Mike Thornton, Liberal Democrats - 13,342
Diane James, Ukip - 11,571
Maria Hutchings, Conservative party - 10,559
John O'Farrell, Labour party - 4,088

This result is the first by-election that neither Conservatives nor Labour have won since WWII. This also marks a Liberal Democrat victory that was not a vote against the current government, but one for it. Eastleigh is however a heavily Liberal Democrat constituency, with a large Liberal Democrat presence in council seats. Labour candidate John O'Farrell had expressed surprise that many election leaflets referred to council issues which as an MP he would have no say in.

That Conservative candidate Maria Hutchings came third will be a knock for Cameron, especially as she was defeated by Ukip's Diane James. Ukip remains a thorn in Cameron's side, as the Tory right insists Cameron (branded a 'moderniser') accommodates them on the EU and economic policy.

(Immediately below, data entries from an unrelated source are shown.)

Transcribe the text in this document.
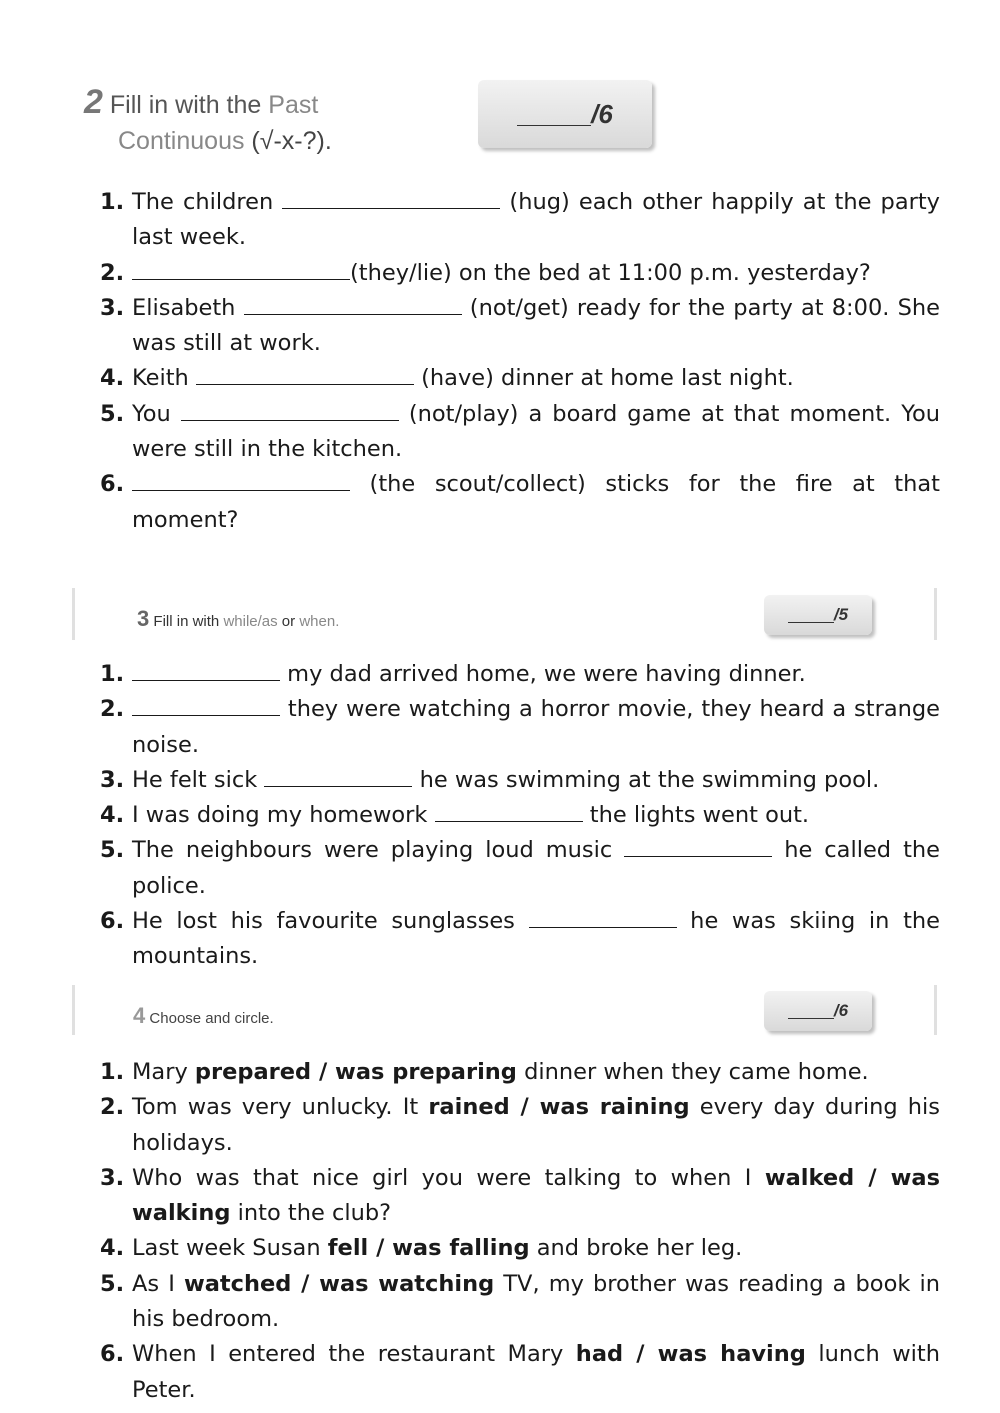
2 Fill in with the Past
Continuous (√-x-?).
/6
1. The children	(hug) each other happily at the party last week.
2.	(they/lie) on the bed at 11:00 p.m. yesterday?
3. Elisabeth	(not/get) ready for the party at 8:00. She was still at work.
4. Keith	(have) dinner at home last night.
5. You	(not/play) a board game at that moment. You were still in the kitchen.
6.	(the scout/collect) sticks for the fire at that moment?
3 Fill in with while/as or when.	/5
1.	my dad arrived home, we were having dinner.
2.	they were watching a horror movie, they heard a strange noise.
3. He felt sick	he was swimming at the swimming pool.
4. I was doing my homework	the lights went out.
5. The neighbours were playing loud music	he called the police.
6. He lost his favourite sunglasses	he was skiing in the mountains.
4 Choose and circle.	/6
1. Mary prepared / was preparing dinner when they came home.
2. Tom was very unlucky. It rained / was raining every day during his holidays.
3. Who was that nice girl you were talking to when I walked / was walking into the club?
4. Last week Susan fell / was falling and broke her leg.
5. As I watched / was watching TV, my brother was reading a book in his bedroom.
6. When I entered the restaurant Mary had / was having lunch with Peter.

Cameron said "it's disappointing for the Conservative Party but we must remain true to our principles, true to our course, and that way we can win people back".

The co-editor of Lib Dem website Liberal Voice, Stephen Tall, wrote:

Ukip is the only other party which can view Eastleigh with pleasure. Assisted by a talented candidate, Diane James (who I’d suggest was a bigger vote-winner for the party than Nigel Farage would’ve been), they have shown themselves to be an effective harvester of ‘None of the above’ voters.

(Stephen Tall)

Nigel Farage called the near miss a "massive boost", as the party narrowly missed getting what would have been its first seat in the Commons. Of course, Ukip can now dismiss claims that they take votes from the Conservatives. It could be said that the Conservatives split Ukip's vote on this occassion. Cameron offering a referendum certainly did not put an end to Ukip's electoral gains, as many had predicted it would.

Sadly for Tristram Hunt MP, he unknowingly gave reasons for Labour's fourth place a fortnight ago, while still predicting that their candidate could win (O'Farrell only gained 0.2 per cent of the vote on Labour's 2010 candidate):

the Labour party has too often failed to provide both a language which speaks to southern voters and a presence on the ground.


Failing to secure Eastleigh may damage Cameron, but the stability of the Liberal Democrats as a coalition partner may be reinforced. Liberal Democrats worried about losing seats as a result of the coalition may now find some comfort in defending Eastleigh.